GD3 synthase is one of the key enzymes involved with ganglioside synthesis, and its activity regulates the main profile of ganglioside expression. We analyzed the expression of the GD3 synthase gene in laser-dissected teeth germs using RT-PCR. The GD3 synthase gene was found expressed in brain, thymus, and tooth germ tissues, however, not in liver or skin specimens. Further, it was highly expressed during the early stage of tooth germ development (embryonic day 14.5), especially in dental epithelia, which gradually reduced in the molar site until postnatal day 7, whereas it was not in dental mesenchyme tissues. In addition, dental epithelial cells transiently transfected with the GD3 synthase gene showed enhanced proliferation. These results indicate that the GD3 synthase gene may be involved in early tooth development, particularly in the proliferation of dental epithelium.

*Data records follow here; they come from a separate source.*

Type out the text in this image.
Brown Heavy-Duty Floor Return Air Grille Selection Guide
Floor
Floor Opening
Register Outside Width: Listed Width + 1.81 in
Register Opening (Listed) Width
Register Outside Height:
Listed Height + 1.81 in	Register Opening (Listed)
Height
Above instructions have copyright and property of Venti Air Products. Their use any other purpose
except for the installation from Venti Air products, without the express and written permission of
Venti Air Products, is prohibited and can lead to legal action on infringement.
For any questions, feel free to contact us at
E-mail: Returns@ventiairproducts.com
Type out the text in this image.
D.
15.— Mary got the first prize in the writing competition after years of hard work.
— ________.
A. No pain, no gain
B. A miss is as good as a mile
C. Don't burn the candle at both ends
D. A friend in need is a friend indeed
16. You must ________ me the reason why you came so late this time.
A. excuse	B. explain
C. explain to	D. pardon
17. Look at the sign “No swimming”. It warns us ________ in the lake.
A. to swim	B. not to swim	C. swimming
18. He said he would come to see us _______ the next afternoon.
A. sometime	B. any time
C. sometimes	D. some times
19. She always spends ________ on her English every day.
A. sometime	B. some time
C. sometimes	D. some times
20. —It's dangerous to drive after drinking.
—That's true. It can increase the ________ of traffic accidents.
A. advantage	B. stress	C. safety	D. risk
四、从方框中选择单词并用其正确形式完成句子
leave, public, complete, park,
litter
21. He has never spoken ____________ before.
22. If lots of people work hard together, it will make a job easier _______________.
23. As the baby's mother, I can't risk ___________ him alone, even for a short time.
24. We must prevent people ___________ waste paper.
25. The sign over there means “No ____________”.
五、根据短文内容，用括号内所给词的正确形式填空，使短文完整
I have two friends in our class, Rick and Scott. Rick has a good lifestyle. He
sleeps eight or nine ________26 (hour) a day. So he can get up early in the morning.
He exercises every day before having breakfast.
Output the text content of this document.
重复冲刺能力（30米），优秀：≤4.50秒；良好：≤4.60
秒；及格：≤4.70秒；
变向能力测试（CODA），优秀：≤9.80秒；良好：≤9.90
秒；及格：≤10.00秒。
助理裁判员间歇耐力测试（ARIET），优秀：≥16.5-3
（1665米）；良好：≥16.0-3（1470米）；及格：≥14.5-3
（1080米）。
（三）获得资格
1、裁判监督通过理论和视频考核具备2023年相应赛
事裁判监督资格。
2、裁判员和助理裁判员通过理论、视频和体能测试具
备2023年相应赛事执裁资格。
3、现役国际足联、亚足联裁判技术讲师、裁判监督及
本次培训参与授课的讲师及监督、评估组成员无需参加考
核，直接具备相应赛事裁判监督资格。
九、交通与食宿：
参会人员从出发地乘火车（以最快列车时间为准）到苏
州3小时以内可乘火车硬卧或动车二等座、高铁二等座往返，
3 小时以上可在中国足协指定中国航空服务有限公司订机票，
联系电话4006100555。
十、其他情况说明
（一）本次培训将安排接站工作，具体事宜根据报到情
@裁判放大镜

Laminin alpha2 is essential for odontoblast differentiation regulating dentin sialoprotein expression.

Laminin alpha2 is subunit of laminin-2 (alpha2beta1gamma1), which is a major component of the muscle basement membrane. Although the laminin alpha2 chain is expressed in the early stage of dental mesenchyme development and localized in the tooth germ basement membrane, its expression pattern in the late stage of tooth germ development and molecular roles are not clearly understood. We analyzed the role of laminin alpha2 in tooth development by using targeted mice with a disrupted lama2 gene. Laminin alpha2 is expressed in dental mesenchymal cells, especially in odontoblasts and during the maturation stage of ameloblasts, but not in the pre-secretory or secretory stages of ameloblasts. Lama2 mutant mice have thin dentin and a widely opened dentinal tube, as compared with wild-type and heterozygote mice, which is similar to the phenotype of dentinogenesis imperfecta. During dentin formation, the expression of dentin sialoprotein, a marker of odontoblast differentiation, was found to be decreased in odontoblasts from mutant mice. Furthermore, in primary cultures of dental mesenchymal cells, dentin matrix protein, and dentin sialophosphoprotein, mRNA expression was increased in laminin-2 coated dishes but not in those coated with other matrices, fibronectin, or type I collagen. Our results suggest that laminin alpha2 is essential for odontoblast differentiation and regulates the expression of dentin matrix proteins.